Projeto prevê desapropriar 700 famílias para urbanizar afluentes de um dos principais rios de Fortaleza

A iniciativa busca a recuperação socioambiental de riachos e canais afluentes do rio Maranguapinho e a melhoria das condições de habitação de quem mora no entorno

Escrito por
Gabriela Custódio gabriela.custodio@svm.com.br
(Atualizado às 13:09)
Casas em rua às margens de afluente do rio Maranguapinho
Legenda: Intervenção nos Afluentes do Rio Maranguapinho foi uma das propostas selecionadas em maio de 2024 para a modalidade “Periferia Viva - Urbanização de Favelas” do Novo PAC, do Governo Federal
Foto: Ismael Soares

Um projeto do Governo do Estado do Ceará prevê desapropriar 700 famílias que vivem em áreas próximas a riachos e canais afluentes do Rio Maranguapinho, em Fortaleza. A intervenção foi uma das propostas selecionadas para a modalidade “Periferia Viva - Urbanização de Favelas”, do Programa de Aceleração do Crescimento (Novo PAC), do Governo Federal, em maio de 2024.

O objetivo do Projeto de Urbanização dos Afluentes do Rio Maranguapinho, de acordo com a Secretaria das Cidades (SCidades), é melhorar as condições de habitação dessas pessoas e realizar a recuperação socioambiental de seis afluentes — cursos d’água menores que desaguam em um rio principal. A reportagem questionou à Pasta sobre quantas famílias já foram desapropriadas até o momento, mas não houve retorno. O espaço segue aberto para manifestação.

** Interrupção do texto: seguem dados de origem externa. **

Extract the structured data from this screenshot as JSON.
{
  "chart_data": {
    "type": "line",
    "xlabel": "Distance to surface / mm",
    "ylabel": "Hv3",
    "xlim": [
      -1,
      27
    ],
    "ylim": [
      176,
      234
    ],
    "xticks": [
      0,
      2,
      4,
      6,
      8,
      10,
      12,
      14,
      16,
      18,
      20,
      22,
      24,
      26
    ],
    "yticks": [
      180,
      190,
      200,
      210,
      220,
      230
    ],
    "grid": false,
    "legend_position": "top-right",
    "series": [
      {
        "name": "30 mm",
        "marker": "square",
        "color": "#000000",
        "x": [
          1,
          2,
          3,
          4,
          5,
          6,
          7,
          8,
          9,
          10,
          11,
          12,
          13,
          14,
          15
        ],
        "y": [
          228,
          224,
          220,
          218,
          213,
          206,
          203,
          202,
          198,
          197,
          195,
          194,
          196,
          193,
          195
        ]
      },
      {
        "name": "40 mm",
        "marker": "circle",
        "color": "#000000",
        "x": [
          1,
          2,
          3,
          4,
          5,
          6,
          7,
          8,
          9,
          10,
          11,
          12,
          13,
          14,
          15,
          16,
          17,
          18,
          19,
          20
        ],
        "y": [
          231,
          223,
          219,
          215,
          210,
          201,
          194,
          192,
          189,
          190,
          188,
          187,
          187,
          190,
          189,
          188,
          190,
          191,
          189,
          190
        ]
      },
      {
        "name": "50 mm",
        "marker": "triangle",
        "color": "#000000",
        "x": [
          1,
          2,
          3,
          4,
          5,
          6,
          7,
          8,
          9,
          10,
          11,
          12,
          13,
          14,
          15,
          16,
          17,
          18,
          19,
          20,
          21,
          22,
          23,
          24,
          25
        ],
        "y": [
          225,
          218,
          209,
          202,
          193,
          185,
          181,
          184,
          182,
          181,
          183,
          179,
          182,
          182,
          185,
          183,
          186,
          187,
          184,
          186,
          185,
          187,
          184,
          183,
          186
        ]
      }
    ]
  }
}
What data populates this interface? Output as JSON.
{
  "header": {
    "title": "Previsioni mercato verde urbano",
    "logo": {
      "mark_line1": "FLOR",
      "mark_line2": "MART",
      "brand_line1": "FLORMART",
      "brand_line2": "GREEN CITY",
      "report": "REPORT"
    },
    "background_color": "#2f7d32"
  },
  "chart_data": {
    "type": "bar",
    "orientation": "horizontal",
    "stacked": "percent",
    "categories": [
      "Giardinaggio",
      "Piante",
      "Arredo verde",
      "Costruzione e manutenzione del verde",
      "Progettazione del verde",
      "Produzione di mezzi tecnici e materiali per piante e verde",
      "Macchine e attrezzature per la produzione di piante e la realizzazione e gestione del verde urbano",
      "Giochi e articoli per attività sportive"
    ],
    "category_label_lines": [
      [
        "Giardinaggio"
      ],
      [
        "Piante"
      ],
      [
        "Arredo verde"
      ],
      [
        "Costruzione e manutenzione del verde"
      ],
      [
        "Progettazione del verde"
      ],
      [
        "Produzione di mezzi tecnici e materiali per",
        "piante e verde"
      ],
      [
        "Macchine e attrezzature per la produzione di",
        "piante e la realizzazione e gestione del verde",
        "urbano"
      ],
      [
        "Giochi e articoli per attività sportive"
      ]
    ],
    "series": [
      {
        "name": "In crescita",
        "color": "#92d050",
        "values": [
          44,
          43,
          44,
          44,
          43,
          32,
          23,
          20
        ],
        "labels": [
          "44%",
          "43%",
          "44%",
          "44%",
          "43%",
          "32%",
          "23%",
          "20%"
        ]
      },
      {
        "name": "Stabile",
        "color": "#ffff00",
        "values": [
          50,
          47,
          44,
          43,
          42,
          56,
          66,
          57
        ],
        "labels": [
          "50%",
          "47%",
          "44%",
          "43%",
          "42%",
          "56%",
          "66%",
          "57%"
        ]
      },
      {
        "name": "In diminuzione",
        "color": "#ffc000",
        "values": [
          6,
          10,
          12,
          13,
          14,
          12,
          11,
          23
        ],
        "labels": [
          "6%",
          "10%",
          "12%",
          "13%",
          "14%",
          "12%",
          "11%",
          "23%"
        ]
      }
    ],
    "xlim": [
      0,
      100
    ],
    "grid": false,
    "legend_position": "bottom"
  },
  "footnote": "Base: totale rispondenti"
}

Em meio às medidas para implementar as obras, o Governo do Estado publicou um decreto, no último 23 de julho, em que declara um terreno com pouco mais de 4 mil m², no bairro Granja Portugal, como local de utilidade pública para desapropriação.

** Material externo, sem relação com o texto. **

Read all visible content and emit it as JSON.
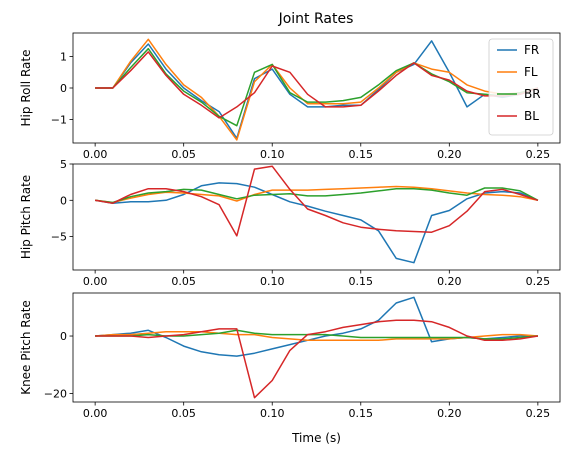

Ainda sem essa formalização por parte do Governo do Estado, os moradores dessa área já têm consciência de que esse momento vai chegar, explica Marcos Arcanjo, liderança local do bairro. Isso porque outras famílias que viviam perto dali já passaram pela desapropriação no mesmo processo de urbanização dos afluentes do Maranguapinho.

“Esses afluentes foram sendo urbanizados por etapas. Então, esse é um decreto complementar a uma área que já está em processo de remoção há algum tempo. Inclusive, na área anterior, algumas famílias ainda nem saíram totalmente, porque questionam os valores, questionam a ação em si de sair de onde moram”, afirma Arcanjo.

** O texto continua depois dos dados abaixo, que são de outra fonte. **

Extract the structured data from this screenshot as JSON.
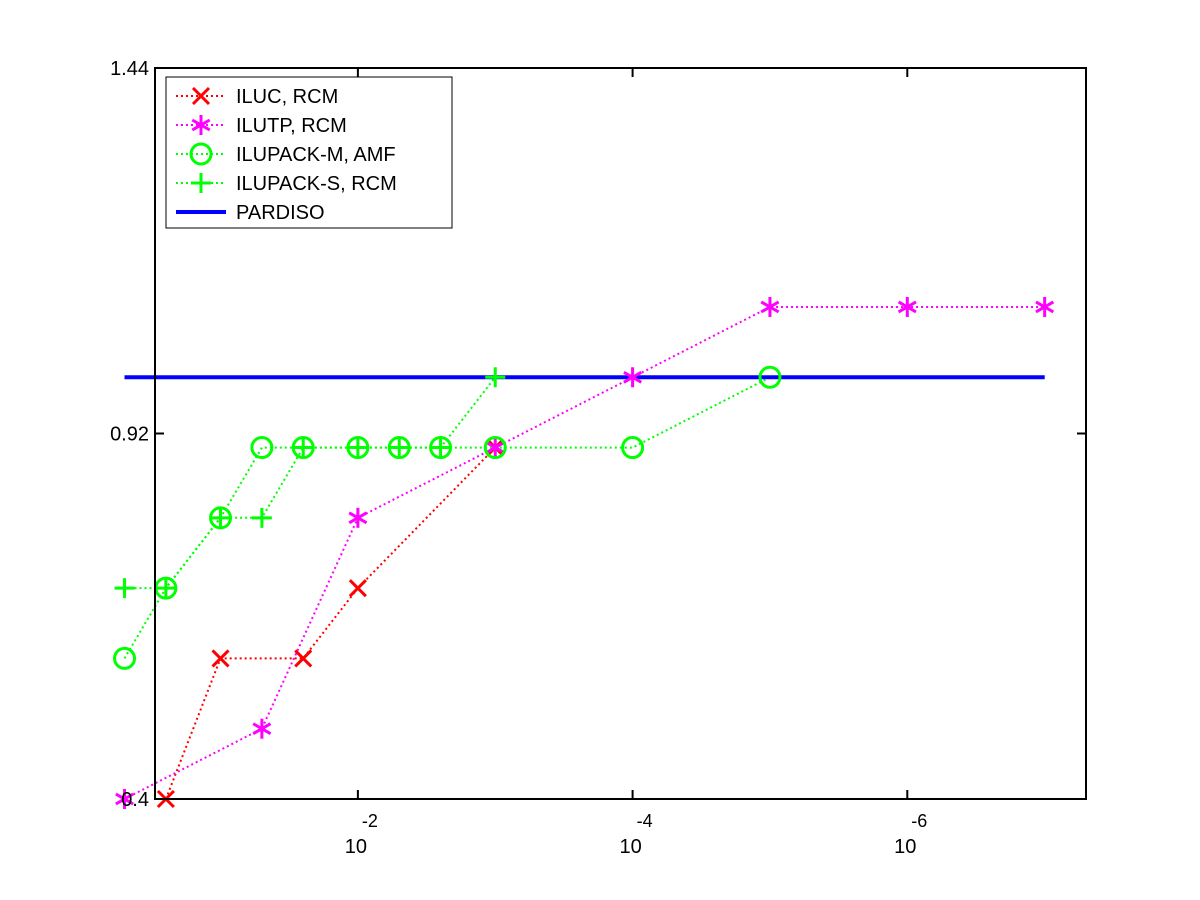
{
  "chart_data": {
    "type": "line",
    "title": "",
    "xlabel": "",
    "ylabel": "",
    "x_scale": "log",
    "x_direction": "decreasing",
    "xlim": [
      0.3,
      5e-08
    ],
    "ylim": [
      0.4,
      1.44
    ],
    "y_ticks": [
      0.4,
      0.92,
      1.44
    ],
    "y_tick_labels": [
      "0.4",
      "0.92",
      "1.44"
    ],
    "x_ticks": [
      {
        "value": 0.01,
        "base": "10",
        "exponent": "-2"
      },
      {
        "value": 0.0001,
        "base": "10",
        "exponent": "-4"
      },
      {
        "value": 1e-06,
        "base": "10",
        "exponent": "-6"
      }
    ],
    "grid": false,
    "legend_position": "top-left",
    "series": [
      {
        "name": "ILUC, RCM",
        "color": "#ff0000",
        "marker": "x",
        "line": "dotted",
        "x": [
          0.25,
          0.1,
          0.025,
          0.01,
          0.001
        ],
        "y": [
          0.4,
          0.6,
          0.6,
          0.7,
          0.9
        ]
      },
      {
        "name": "ILUTP, RCM",
        "color": "#ff00ff",
        "marker": "asterisk",
        "line": "dotted",
        "x": [
          0.5,
          0.05,
          0.01,
          0.001,
          0.0001,
          1e-05,
          1e-06,
          1e-07
        ],
        "y": [
          0.4,
          0.5,
          0.8,
          0.9,
          1.0,
          1.1,
          1.1,
          1.1
        ]
      },
      {
        "name": "ILUPACK-M, AMF",
        "color": "#00ff00",
        "marker": "circle",
        "line": "dotted",
        "x": [
          0.5,
          0.25,
          0.1,
          0.05,
          0.025,
          0.01,
          0.005,
          0.0025,
          0.001,
          0.0001,
          1e-05
        ],
        "y": [
          0.6,
          0.7,
          0.8,
          0.9,
          0.9,
          0.9,
          0.9,
          0.9,
          0.9,
          0.9,
          1.0
        ]
      },
      {
        "name": "ILUPACK-S, RCM",
        "color": "#00ff00",
        "marker": "plus",
        "line": "dotted",
        "x": [
          0.5,
          0.25,
          0.1,
          0.05,
          0.025,
          0.01,
          0.005,
          0.0025,
          0.001
        ],
        "y": [
          0.7,
          0.7,
          0.8,
          0.8,
          0.9,
          0.9,
          0.9,
          0.9,
          1.0
        ]
      },
      {
        "name": "PARDISO",
        "color": "#0000ff",
        "marker": "none",
        "line": "solid",
        "x": [
          0.5,
          1e-07
        ],
        "y": [
          1.0,
          1.0
        ]
      }
    ]
  }
}
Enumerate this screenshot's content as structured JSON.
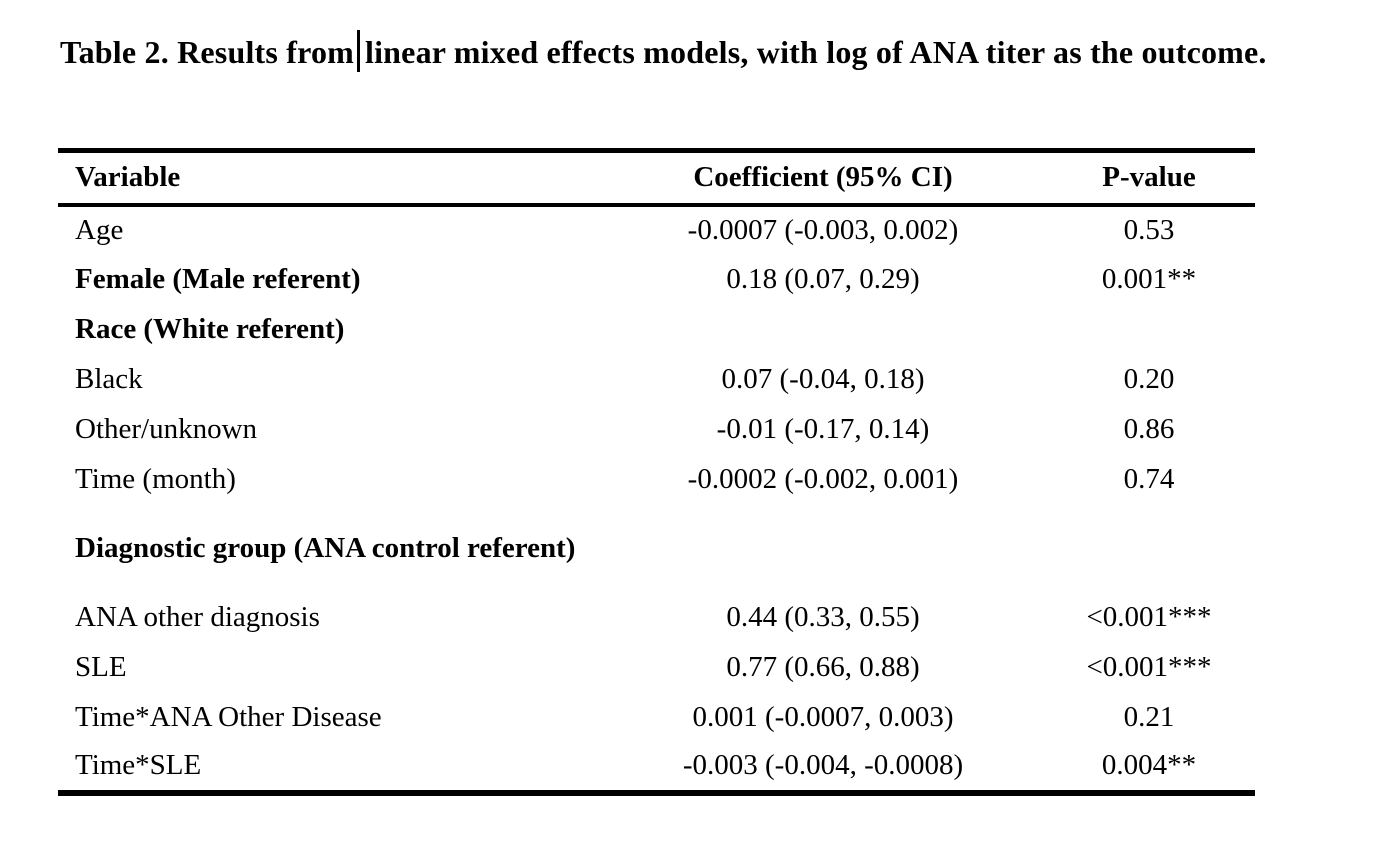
{
  "document": {
    "title": {
      "before_cursor": "Table 2. Results from",
      "after_cursor": "linear mixed effects models, with log of ANA titer as the outcome."
    },
    "table": {
      "columns": [
        "Variable",
        "Coefficient (95% CI)",
        "P-value"
      ],
      "rows": [
        {
          "variable": "Age",
          "bold": false,
          "coefficient": "-0.0007 (-0.003, 0.002)",
          "p_value": "0.53"
        },
        {
          "variable": "Female (Male referent)",
          "bold": true,
          "coefficient": "0.18 (0.07, 0.29)",
          "p_value": "0.001**"
        },
        {
          "variable": "Race (White referent)",
          "bold": true,
          "coefficient": "",
          "p_value": ""
        },
        {
          "variable": "Black",
          "bold": false,
          "coefficient": "0.07 (-0.04, 0.18)",
          "p_value": "0.20"
        },
        {
          "variable": "Other/unknown",
          "bold": false,
          "coefficient": "-0.01 (-0.17, 0.14)",
          "p_value": "0.86"
        },
        {
          "variable": "Time (month)",
          "bold": false,
          "coefficient": "-0.0002 (-0.002, 0.001)",
          "p_value": "0.74"
        },
        {
          "variable": "Diagnostic group (ANA control referent)",
          "bold": true,
          "coefficient": "",
          "p_value": ""
        },
        {
          "variable": "ANA other diagnosis",
          "bold": false,
          "coefficient": "0.44 (0.33, 0.55)",
          "p_value": "<0.001***"
        },
        {
          "variable": "SLE",
          "bold": false,
          "coefficient": "0.77 (0.66, 0.88)",
          "p_value": "<0.001***"
        },
        {
          "variable": "Time*ANA Other Disease",
          "bold": false,
          "coefficient": "0.001 (-0.0007, 0.003)",
          "p_value": "0.21"
        },
        {
          "variable": "Time*SLE",
          "bold": false,
          "coefficient": "-0.003 (-0.004, -0.0008)",
          "p_value": "0.004**"
        }
      ]
    },
    "colors": {
      "text": "#000000",
      "background": "#ffffff",
      "rule": "#000000"
    }
  }
}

A intervenção nos afluentes de um dos principais rios de Fortaleza é uma complementação do Projeto Rio Maranguapinho, que é ainda maior e abrange a região metropolitana. As obras tiveram início em 2009 e, entre as ações já realizadas, estão a construção de uma barragem, a eliminação de 21 das 22 áreas de risco propostas e a desapropriação ou indenização de 5.902 famílias, segundo informações atuais da SCidades.

Veja também

Para o projeto voltado aos afluentes do Maranguapinho, o orçamento é de mais de R$ 83 milhões — sendo cerca de R$ 69 milhões da União e R$ 14 milhões do Estado. Atualmente, a SCidades afirma que está trabalhando na elaboração dos projetos executivos e de leis, além do cadastramento das famílias a serem afetadas e/ou beneficiadas.

A Secretaria afirma que já iniciou os trabalhos de cadastramento das famílias envolvidas e está em fase de contratação de uma Organização da Sociedade Civil (OSC) para realizar trabalhos sociais junto à área de atuação do Projeto.

O Projeto de Urbanização dos Afluentes do Rio Maranguapinho prevê as seguintes ações:

  • Drenagem e limpeza dos canais;
  • Implantação de vias em uma das margens dos canais;
  • Implantação de passeios;
  • Passarelas ligando as duas margens, quando necessário;
  • Desapropriações dos imóveis que estão às margens dos riachos e em situação de risco;
  • Ampliação e implantação de rede coletora de esgoto e abastecimento de água, pela Companhia de Água e Esgoto do Ceará (Cagece).

O planejamento enviado pela Pasta detalha a realização de todas as etapas — da aquisição do terreno à avaliação pós-intevenção — até setembro de 2028. Mas o cronograma ainda precisa ser aprovado pelos órgãos competentes e pode ser alterado, dependendo do início da implantação efetiva do projeto de urbanização.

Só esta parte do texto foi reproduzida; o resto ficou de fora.